Professor Awarded CIHR Grant for Ovarian Cancer Project

Feb 27, 2019

Stethoscope and reportsOur Department is pleased announce that a coveted project grant from the Canadian Institutes of Health Research (CIHR) has been awarded to one of our faculty members, Professor Theodore Brown, for his project focused on the early detection of ovarian cancer.

According to the Canadian Cancer Society, an estimated 2,800 Canadian women were diagnosed with ovarian cancer in 2017.

“Unfortunately, there are no reliable tests for early detection of ovarian cancer,” says Dr. Brown. “Symptoms that might alert a woman to seek medical treatment at an early disease stage are easily dismissed as being due to minor ailments.”

As the principal investigator for this project, Dr. Brown - along with his co-investigators Drs. Eleftherios Diamandis, Ellen Greenblatt and Taymaa May - have been working to identify potential molecules that are likely to participate in turning cells within the fallopian tubes to cancer cells, and ultimately lead to non-surgical ways to prevent ovarian cancer in women who are at an elevated risk.

Dr. Brown’s study was one of 371 projects chosen from over 2,400 applications submitted by researchers across Canada. The CIHR has pledged to contribute over $980,000 to Dr. Brown’s project over the next five years, allowing for this important research to be conducted in the hopes of improving women’s health for the future.

Read more about the project below or on the CIHR website.

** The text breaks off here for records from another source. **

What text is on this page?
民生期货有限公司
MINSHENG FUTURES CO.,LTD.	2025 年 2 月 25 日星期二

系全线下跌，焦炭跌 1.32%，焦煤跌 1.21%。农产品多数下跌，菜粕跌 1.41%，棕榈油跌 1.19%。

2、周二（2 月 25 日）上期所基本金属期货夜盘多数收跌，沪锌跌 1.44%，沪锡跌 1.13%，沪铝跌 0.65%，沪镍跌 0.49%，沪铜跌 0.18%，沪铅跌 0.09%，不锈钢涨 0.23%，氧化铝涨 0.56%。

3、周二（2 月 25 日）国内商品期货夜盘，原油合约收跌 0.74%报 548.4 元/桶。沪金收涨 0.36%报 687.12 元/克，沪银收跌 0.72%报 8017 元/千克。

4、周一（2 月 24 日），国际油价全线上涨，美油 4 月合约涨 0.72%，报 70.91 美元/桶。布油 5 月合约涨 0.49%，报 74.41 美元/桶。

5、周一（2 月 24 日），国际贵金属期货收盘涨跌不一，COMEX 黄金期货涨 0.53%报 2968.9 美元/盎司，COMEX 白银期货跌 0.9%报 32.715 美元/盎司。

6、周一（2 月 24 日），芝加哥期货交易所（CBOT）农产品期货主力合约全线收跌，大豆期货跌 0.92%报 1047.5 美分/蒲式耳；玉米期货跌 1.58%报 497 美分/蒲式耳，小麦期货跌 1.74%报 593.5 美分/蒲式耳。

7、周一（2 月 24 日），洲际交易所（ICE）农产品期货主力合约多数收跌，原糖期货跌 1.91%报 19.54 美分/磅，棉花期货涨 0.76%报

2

Women with a family history of breast or ovarian cancer are at very high risk of developing ovarian cancer, with much of this risk being due to a mutation within the breast cancer susceptibility gene BRCA1. Studies indicate that the most common and lethal form of ovarian cancer arises from cells lining the fallopian tube, a structure that carries the egg cell to the uterus following its release from the ovary. Women with BRCA1 mutations often have their ovaries and fallopian tubes removed to reduce their risk of the disease. We have identified molecular differences in the cells lining fallopian tubes from women with BRCA1 mutations relative to those from control patients, that could contribute to cancer development. Besides genetic risks, other risk factors for ovarian cancer suggest that factors associated with a lifetime of ovulatory events may contribute to predisposition to ovarian/fallopian tube cancer. Our studies are targeted at providing an understanding of how ovulation and BRCA1 mutations can predispose to ovarian cancer.